Costs will have to be watched closely. “You need to put a cap on the legal and accounting [fees],” says Rod Webster, CEO of AIM-listed mining concern Weatherly International. “At the same time put someone in charge of co-ordinating the process; bringing [it] to a close quickly is the best way to control the cost.”
4) Tell a Good Story
Investor roadshows will be where the strengths and weakness of your ambitions for an IPO come to the surface. The CEO and CFO must be able to explain the finances and create a story for growth which sets the business apart.
“People are making investment decisions based on their analysis of the numbers and so on, but it’s also about their one-to-one interactions with the CEO and CFO and how they rate those two people in particular,” says Peter.
“The business will be a more attractive proposition for investors if the CEO and CFO come across well… Remember, investors have loads of choice as to where they put their money and the easiest decision they can make is not to invest.”
Rod comments: “It’s important to understand the person you’re presenting to [during investor roadshows]; the broker, if he’s switched on, should know what the investors are looking for. If it’s a generalist fund, the presentation needs to be at that level: simple, succinct and without technical jargon.
“If it’s a specialist fund then you need to go into more detail… It’s always useful having someone else with you, a chairman, CFO or company secretary, who can take over some of the talking and give you a bit of a break or to help reinforce a point.”
5) Be Sensible on Pricing
It’s inevitable that some IPOs will be pulled due to disagreements over pricing. David says: “Unconnected analysts and commentators will look to make money shorting and can always find a credible story as to why the issue was overpriced and that will always spook some into selling…
“It’s another reason why not getting suckered into bullish forecasts is so important, that way your first set of results will steady the ship.”
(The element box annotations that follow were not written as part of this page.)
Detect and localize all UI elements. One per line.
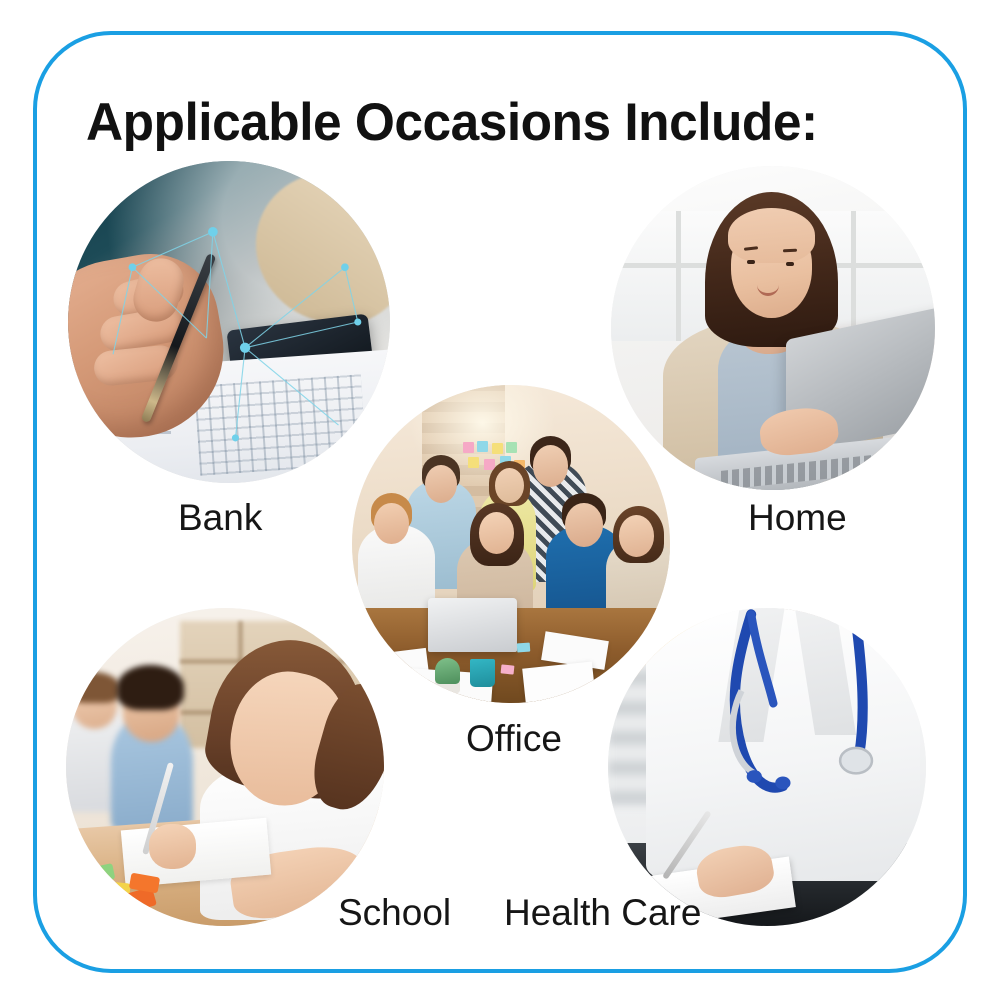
- infographic-canvas: Applicable Occasions Include:: [0, 0, 1000, 1000]
- school-photo: [66, 608, 384, 926]
- occasion-label-school: School: [338, 892, 451, 934]
- occasion-label-bank: Bank: [178, 497, 262, 539]
- occasion-image-school: [66, 608, 384, 926]
- occasion-label-home: Home: [748, 497, 847, 539]
- health-care-photo: [608, 608, 926, 926]
- occasion-label-office: Office: [466, 718, 562, 760]
- network-overlay-icon: [68, 161, 390, 483]
- occasion-image-health-care: [608, 608, 926, 926]
- page-title: Applicable Occasions Include:: [86, 92, 818, 153]
- occasion-label-health-care: Health Care: [504, 892, 701, 934]
- occasion-image-bank: [68, 161, 390, 483]
- bank-photo: [68, 161, 390, 483]
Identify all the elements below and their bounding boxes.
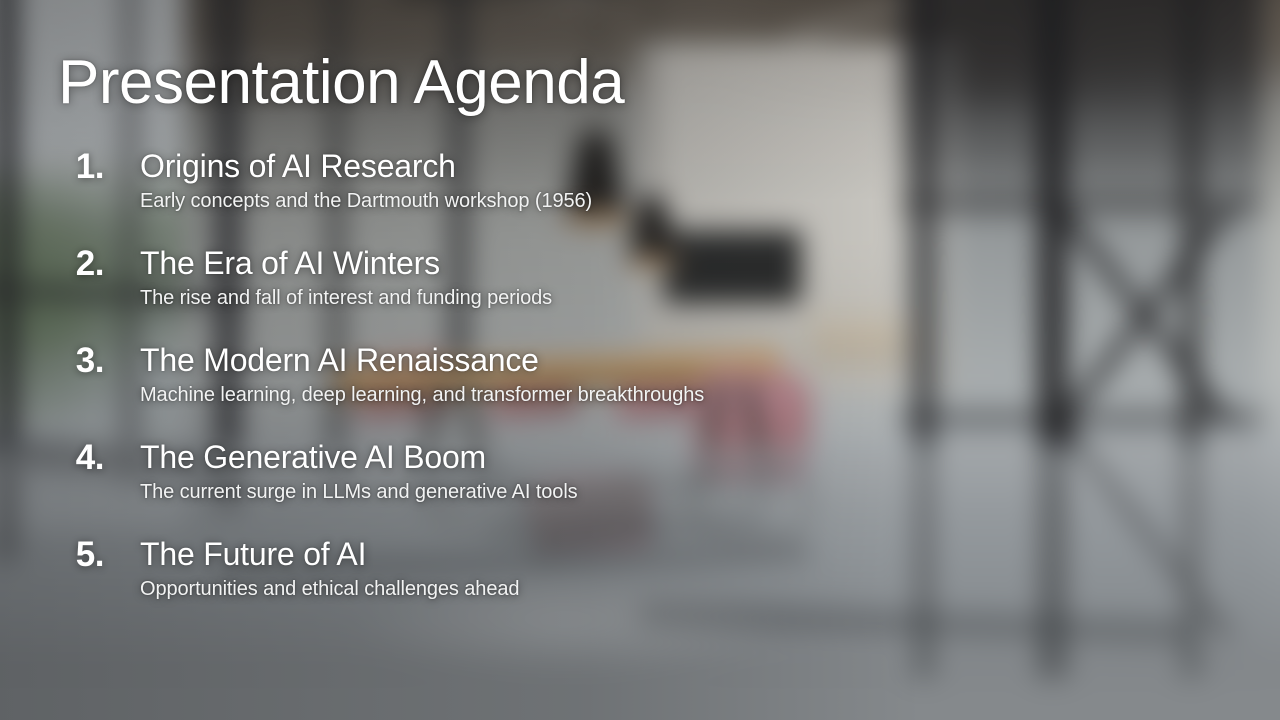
agenda-item-subtitle: The rise and fall of interest and fundin… — [140, 285, 552, 311]
agenda-item-1: 1. Origins of AI Research Early concepts… — [0, 146, 1100, 243]
agenda-item-body: Origins of AI Research Early concepts an… — [108, 146, 592, 214]
agenda-item-title: The Modern AI Renaissance — [140, 340, 704, 380]
agenda-item-title: The Era of AI Winters — [140, 243, 552, 283]
slide-content: Presentation Agenda 1. Origins of AI Res… — [0, 0, 1280, 720]
agenda-item-3: 3. The Modern AI Renaissance Machine lea… — [0, 340, 1100, 437]
agenda-item-number: 5. — [0, 534, 108, 576]
agenda-item-body: The Generative AI Boom The current surge… — [108, 437, 578, 505]
agenda-item-subtitle: Machine learning, deep learning, and tra… — [140, 382, 704, 408]
agenda-item-number: 3. — [0, 340, 108, 382]
agenda-item-title: The Generative AI Boom — [140, 437, 578, 477]
agenda-item-4: 4. The Generative AI Boom The current su… — [0, 437, 1100, 534]
agenda-item-number: 1. — [0, 146, 108, 188]
agenda-item-title: Origins of AI Research — [140, 146, 592, 186]
agenda-item-number: 4. — [0, 437, 108, 479]
agenda-item-subtitle: The current surge in LLMs and generative… — [140, 479, 578, 505]
presentation-slide: Presentation Agenda 1. Origins of AI Res… — [0, 0, 1280, 720]
agenda-item-title: The Future of AI — [140, 534, 519, 574]
agenda-item-number: 2. — [0, 243, 108, 285]
agenda-item-2: 2. The Era of AI Winters The rise and fa… — [0, 243, 1100, 340]
page-title: Presentation Agenda — [58, 52, 624, 114]
agenda-list: 1. Origins of AI Research Early concepts… — [0, 146, 1100, 631]
agenda-item-body: The Era of AI Winters The rise and fall … — [108, 243, 552, 311]
agenda-item-body: The Future of AI Opportunities and ethic… — [108, 534, 519, 602]
agenda-item-subtitle: Early concepts and the Dartmouth worksho… — [140, 188, 592, 214]
agenda-item-5: 5. The Future of AI Opportunities and et… — [0, 534, 1100, 631]
agenda-item-subtitle: Opportunities and ethical challenges ahe… — [140, 576, 519, 602]
agenda-item-body: The Modern AI Renaissance Machine learni… — [108, 340, 704, 408]
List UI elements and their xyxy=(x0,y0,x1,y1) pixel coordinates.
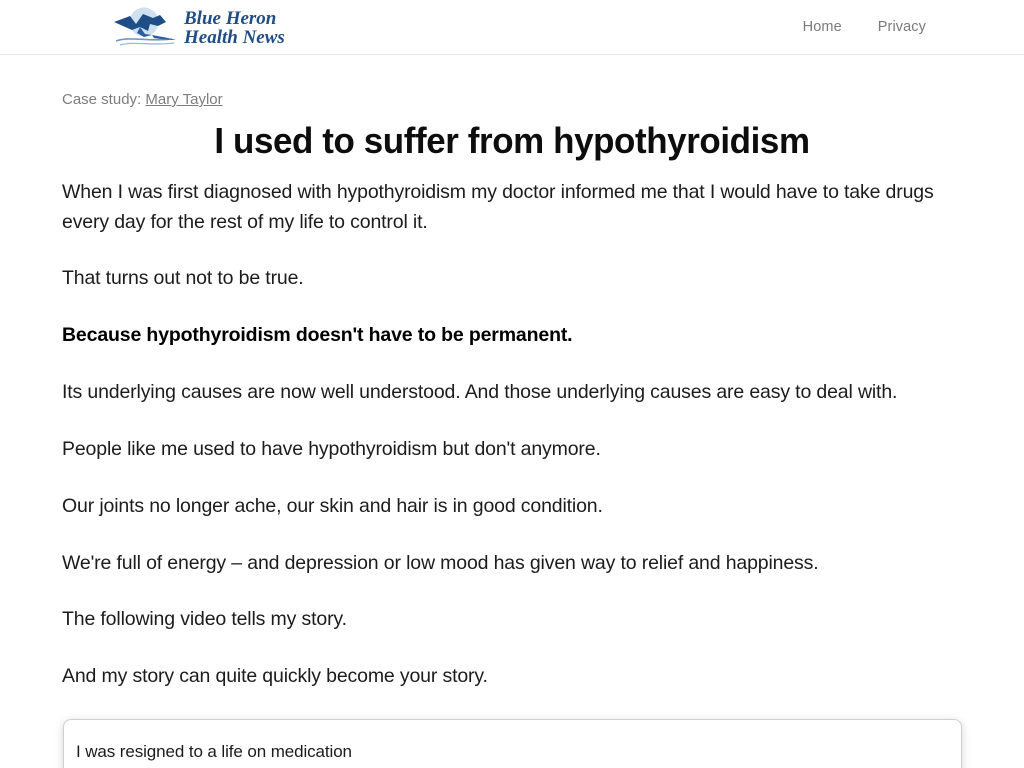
article-content: Case study: Mary Taylor I used to suffer… xyxy=(0,89,1024,768)
brand-logo[interactable]: Blue Heron Health News xyxy=(104,4,284,50)
article-paragraph: People like me used to have hypothyroidi… xyxy=(62,435,962,465)
heron-bird-logo-icon: Blue Heron Health News xyxy=(104,4,284,50)
article-paragraph: And my story can quite quickly become yo… xyxy=(62,662,962,692)
article-paragraph: Its underlying causes are now well under… xyxy=(62,378,962,408)
site-header: Blue Heron Health News Home Privacy xyxy=(0,0,1024,55)
logo-wordmark-line1: Blue Heron xyxy=(183,8,276,29)
article-paragraph: That turns out not to be true. xyxy=(62,264,962,294)
case-study-byline: Case study: Mary Taylor xyxy=(62,89,962,110)
case-study-author-link[interactable]: Mary Taylor xyxy=(145,91,222,108)
article-body: When I was first diagnosed with hypothyr… xyxy=(62,178,962,692)
case-study-label: Case study: xyxy=(62,91,141,108)
article-paragraph-emphasis: Because hypothyroidism doesn't have to b… xyxy=(62,321,962,351)
nav-link-home[interactable]: Home xyxy=(803,19,842,35)
logo-wordmark-line2: Health News xyxy=(183,27,284,48)
article-paragraph: The following video tells my story. xyxy=(62,605,962,635)
promo-kicker-text: I was resigned to a life on medication xyxy=(76,740,939,764)
nav-link-privacy[interactable]: Privacy xyxy=(878,19,926,35)
article-paragraph: We're full of energy – and depression or… xyxy=(62,549,962,579)
video-promo-card[interactable]: I was resigned to a life on medication B… xyxy=(63,719,962,768)
page-title: I used to suffer from hypothyroidism xyxy=(76,120,949,162)
article-paragraph: When I was first diagnosed with hypothyr… xyxy=(62,178,962,238)
article-paragraph: Our joints no longer ache, our skin and … xyxy=(62,492,962,522)
main-nav: Home Privacy xyxy=(803,0,926,54)
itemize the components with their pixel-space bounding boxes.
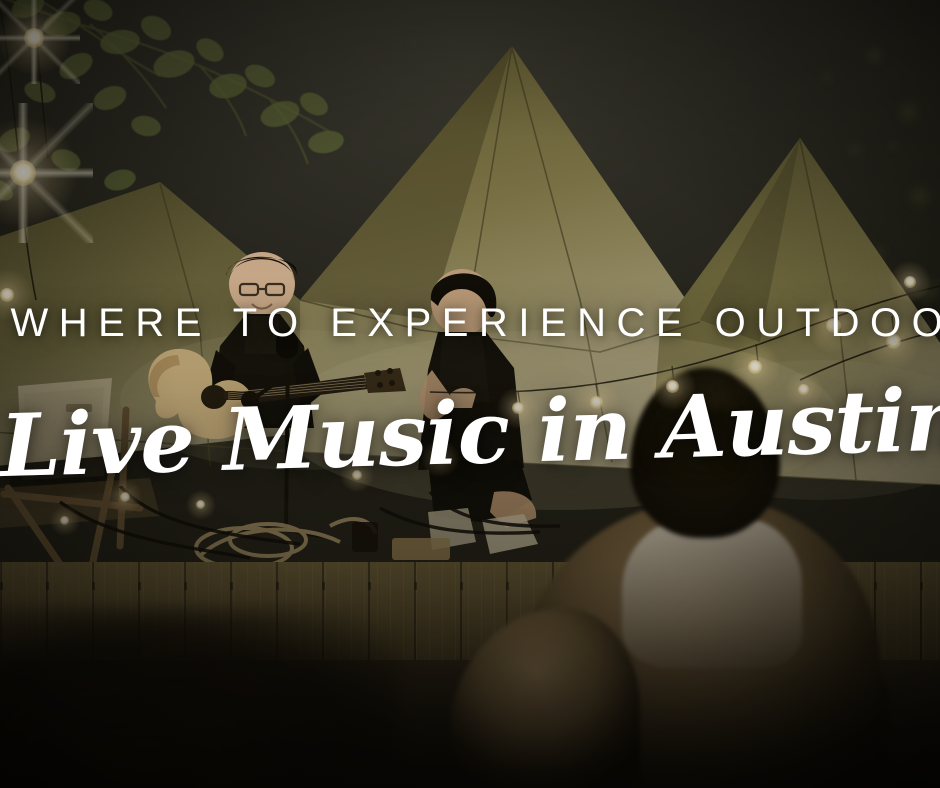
title-block: WHERE TO EXPERIENCE OUTDOOR Live Music i… <box>0 300 940 346</box>
headline-text: WHERE TO EXPERIENCE OUTDOOR <box>0 300 940 346</box>
poster: WHERE TO EXPERIENCE OUTDOOR Live Music i… <box>0 0 940 788</box>
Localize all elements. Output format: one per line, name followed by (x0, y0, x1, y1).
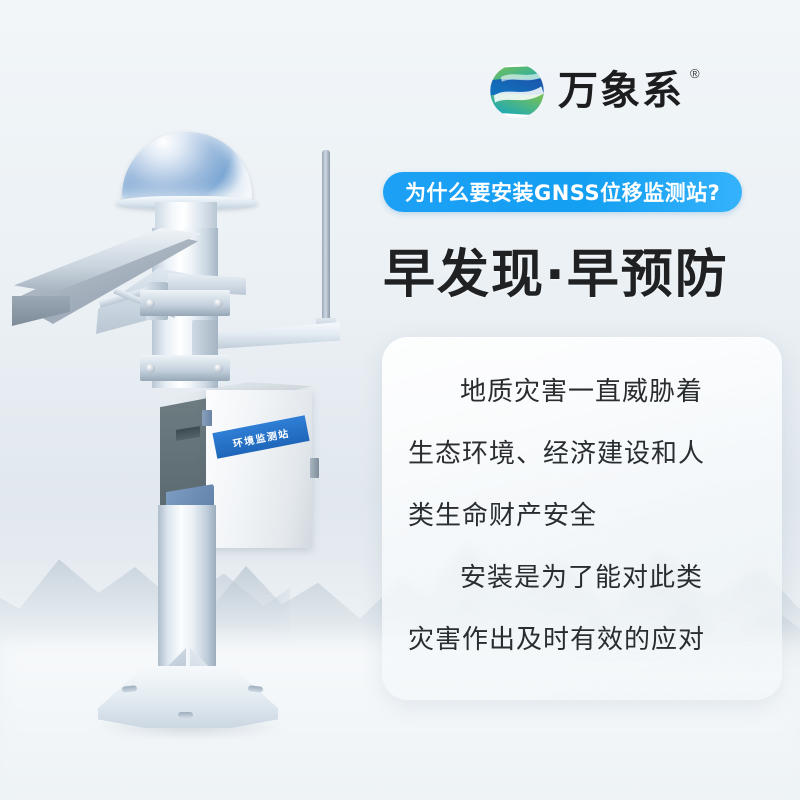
base-mounting-plate (98, 666, 278, 728)
description-line: 地质灾害一直威胁着 (408, 379, 756, 405)
crossarm-clamp (192, 320, 218, 356)
enclosure-label-text: 环境监测站 (231, 424, 290, 450)
page-title: 早发现·早预防 (383, 232, 729, 307)
question-banner-text: 为什么要安装GNSS位移监测站? (405, 177, 720, 207)
description-line: 类生命财产安全 (408, 503, 756, 529)
mounting-crossarm (200, 322, 340, 350)
description-line: 灾害作出及时有效的应对 (408, 627, 756, 653)
description-card: 地质灾害一直威胁着 生态环境、经济建设和人 类生命财产安全 安装是为了能对此类 … (382, 337, 782, 700)
poster-canvas: 环境监测站 (0, 0, 800, 800)
base-bolt-slot (178, 712, 193, 718)
description-line: 生态环境、经济建设和人 (408, 441, 756, 467)
description-card-body: 地质灾害一直威胁着 生态环境、经济建设和人 类生命财产安全 安装是为了能对此类 … (382, 337, 782, 700)
mast-clamp-lower (140, 355, 230, 381)
gnss-monitoring-station-illustration: 环境监测站 (0, 0, 380, 800)
support-mast-lower (158, 505, 216, 690)
clamp-bolt (214, 364, 223, 373)
registered-trademark-icon: ® (690, 66, 700, 81)
whip-antenna-icon (322, 150, 330, 326)
enclosure-front-face (206, 390, 312, 548)
clamp-bolt (214, 299, 223, 308)
enclosure-latch (310, 458, 319, 478)
gnss-dome-antenna-icon (122, 132, 252, 202)
enclosure-hinge-upper (202, 410, 212, 426)
solar-panel-thickness (12, 296, 70, 326)
question-banner: 为什么要安装GNSS位移监测站? (383, 172, 742, 212)
clamp-bolt (146, 299, 155, 308)
brand-lockup: 万象系 ® (488, 62, 700, 120)
clamp-bolt (146, 364, 155, 373)
globe-swoosh-logo-icon (488, 62, 546, 120)
brand-name: 万象系 (558, 71, 684, 111)
mast-clamp-upper (140, 290, 230, 316)
description-line: 安装是为了能对此类 (408, 565, 756, 591)
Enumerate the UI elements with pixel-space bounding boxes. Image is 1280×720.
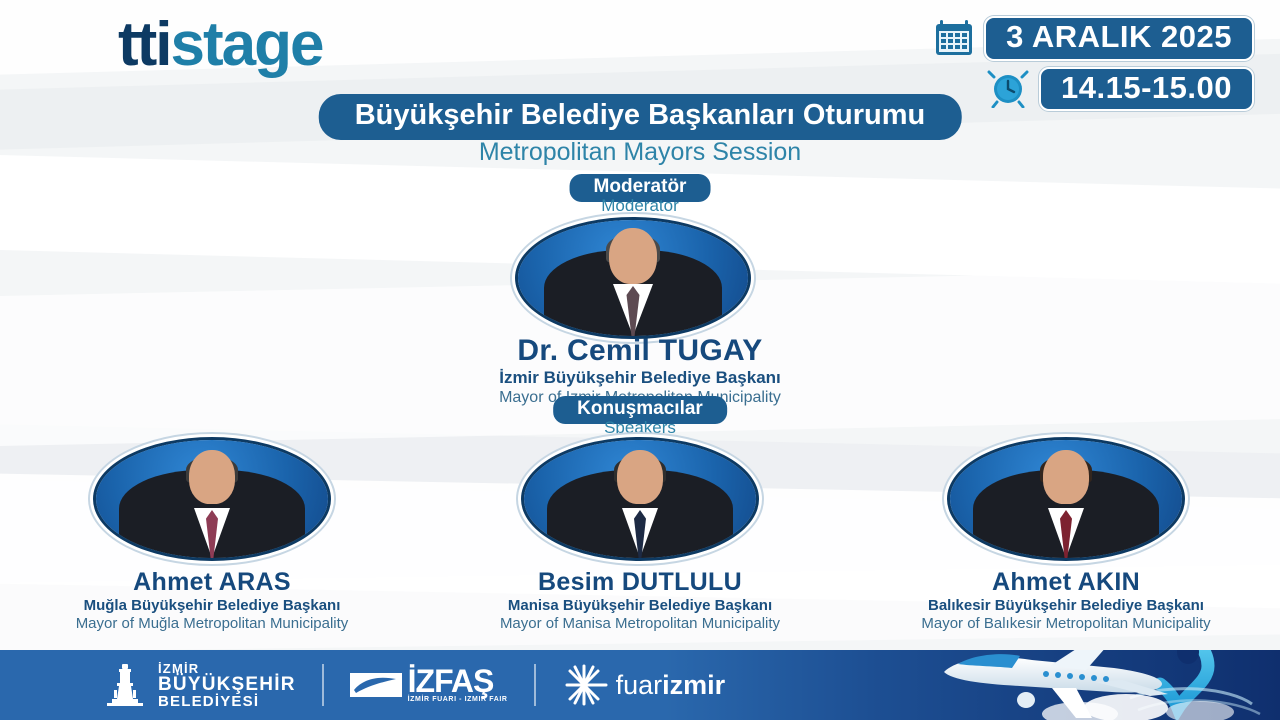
- speaker-title-en: Mayor of Manisa Metropolitan Municipalit…: [425, 615, 855, 634]
- event-date-badge: 3 ARALIK 2025: [984, 16, 1254, 61]
- moderator-section-subtitle: Moderator: [601, 196, 678, 216]
- alarm-clock-icon: [987, 70, 1029, 108]
- speaker-name-block: Ahmet AKIN Balıkesir Büyükşehir Belediye…: [851, 568, 1280, 634]
- speaker-title-tr: Balıkesir Büyükşehir Belediye Başkanı: [851, 597, 1280, 615]
- footer-divider: [322, 664, 324, 706]
- calendar-icon: [934, 19, 974, 57]
- event-poster: ttistage 3 ARALIK 2025: [0, 0, 1280, 720]
- time-row: 14.15-15.00: [987, 67, 1254, 112]
- izmir-logo-line1: İZMİR: [158, 662, 296, 675]
- speaker-title-tr: Manisa Büyükşehir Belediye Başkanı: [425, 597, 855, 615]
- date-row: 3 ARALIK 2025: [934, 16, 1254, 61]
- lighthouse-icon: [104, 662, 146, 708]
- footer-logo-group: İZMİR BÜYÜKŞEHİR BELEDİYESİ İZFAŞ İZMİR …: [0, 662, 725, 709]
- izfas-tagline: İZMİR FUARI - IZMIR FAIR: [408, 696, 508, 703]
- speaker-name-block: Besim DUTLULU Manisa Büyükşehir Belediye…: [425, 568, 855, 634]
- moderator-name: Dr. Cemil TUGAY: [499, 334, 781, 368]
- starburst-icon: [562, 663, 608, 707]
- footer-bar: İZMİR BÜYÜKŞEHİR BELEDİYESİ İZFAŞ İZMİR …: [0, 650, 1280, 720]
- speaker-avatar: [950, 440, 1182, 558]
- speaker-title-en: Mayor of Balıkesir Metropolitan Municipa…: [851, 615, 1280, 634]
- page-title: Büyükşehir Belediye Başkanları Oturumu: [319, 94, 962, 140]
- speaker-avatar: [96, 440, 328, 558]
- logo-stage-text: stage: [171, 10, 323, 79]
- page-subtitle: Metropolitan Mayors Session: [479, 138, 801, 167]
- speaker-name: Ahmet AKIN: [851, 568, 1280, 597]
- fuarizmir-wordmark-bold: izmir: [662, 670, 725, 700]
- izmir-logo-line3: BELEDİYESİ: [158, 694, 296, 709]
- speaker-name-block: Ahmet ARAS Muğla Büyükşehir Belediye Baş…: [0, 568, 427, 634]
- speakers-section-subtitle: Speakers: [604, 418, 676, 438]
- moderator-title-tr: İzmir Büyükşehir Belediye Başkanı: [499, 368, 781, 388]
- izfas-wordmark: İZFAŞ: [408, 667, 508, 696]
- izmir-logo-line2: BÜYÜKŞEHİR: [158, 675, 296, 694]
- speaker-avatar: [524, 440, 756, 558]
- izmir-municipality-logo: İZMİR BÜYÜKŞEHİR BELEDİYESİ: [104, 662, 296, 709]
- izfas-logo: İZFAŞ İZMİR FUARI - IZMIR FAIR: [350, 667, 508, 703]
- airplane-and-location-pin-illustration: [900, 650, 1280, 720]
- date-time-block: 3 ARALIK 2025 14.15-15.00: [934, 16, 1254, 111]
- speaker-name: Ahmet ARAS: [0, 568, 427, 597]
- speaker-title-tr: Muğla Büyükşehir Belediye Başkanı: [0, 597, 427, 615]
- tti-stage-logo: ttistage: [118, 14, 323, 76]
- footer-divider: [534, 664, 536, 706]
- speaker-title-en: Mayor of Muğla Metropolitan Municipality: [0, 615, 427, 634]
- moderator-avatar: [518, 220, 748, 336]
- logo-tti-text: tti: [118, 10, 171, 79]
- event-time-badge: 14.15-15.00: [1039, 67, 1254, 112]
- fuarizmir-wordmark-light: fuar: [616, 670, 663, 700]
- bird-swoosh-icon: [350, 670, 402, 700]
- speaker-name: Besim DUTLULU: [425, 568, 855, 597]
- fuarizmir-logo: fuarizmir: [562, 663, 726, 707]
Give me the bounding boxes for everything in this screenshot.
Martin comments: “If you are an entrepreneur looking to IPO, you should have your own idea of a valuation… [with] a price-to-earnings multiple that enables you to have a feeling about the fair price range for the business.
“Armed with this knowledge as background, you then need to convince the bank and the analysts that you have the right peer group and a proper forecasting system, which is reliable and that will continue to meet their expectations. You also need an equity story that is timed well for the market.”
Think carefully about the blend of investors too. Jamie Pike, Chairman of FTSE 250-listed plastics manufacturer RPC Group, says: “One of the critical success factors in any IPO is that you have genuine liquidity after a float. You must be able to create a market for people to buy and sell your shares… [because] if there’s a lack of liquidity people have no idea whether they’ve been given an accurate price.”
6) Hit Those Numbers
The performance of the business cannot be allowed to drop-off in the run-up to flotation, yet it can easily happen.
“A significant challenge for companies is to continue the day-to-day running of the business, while at the same time conducting an intensive IPO process,” says John. “Banks and independent advisers can help lighten the execution load, but it is still a demanding time for a company’s executive team.”
David says: “[It’s] a real issue as the IPO takes the CEO and CFO out of day-to-day management for three months. It helps if there’s a COO but, if not, it’s obviously important that no big operational events are planned during that period. [During the William Hill float] I made sure each of my direct reports sent me a short daily ‘exceptions’ report and were exhorted that ‘no surprises’ was the order of the day.”
For CEOs thinking about the move, it’s a case of taking the time to put every piece in place so the business is performing to the highest level. After all, while a successful flotation is to be commended, there’s no bedding-in period once a company goes public.
“Time and again I think management teams regard a successful IPO as the end of the journey, but it’s actually just the start,” says Caroline.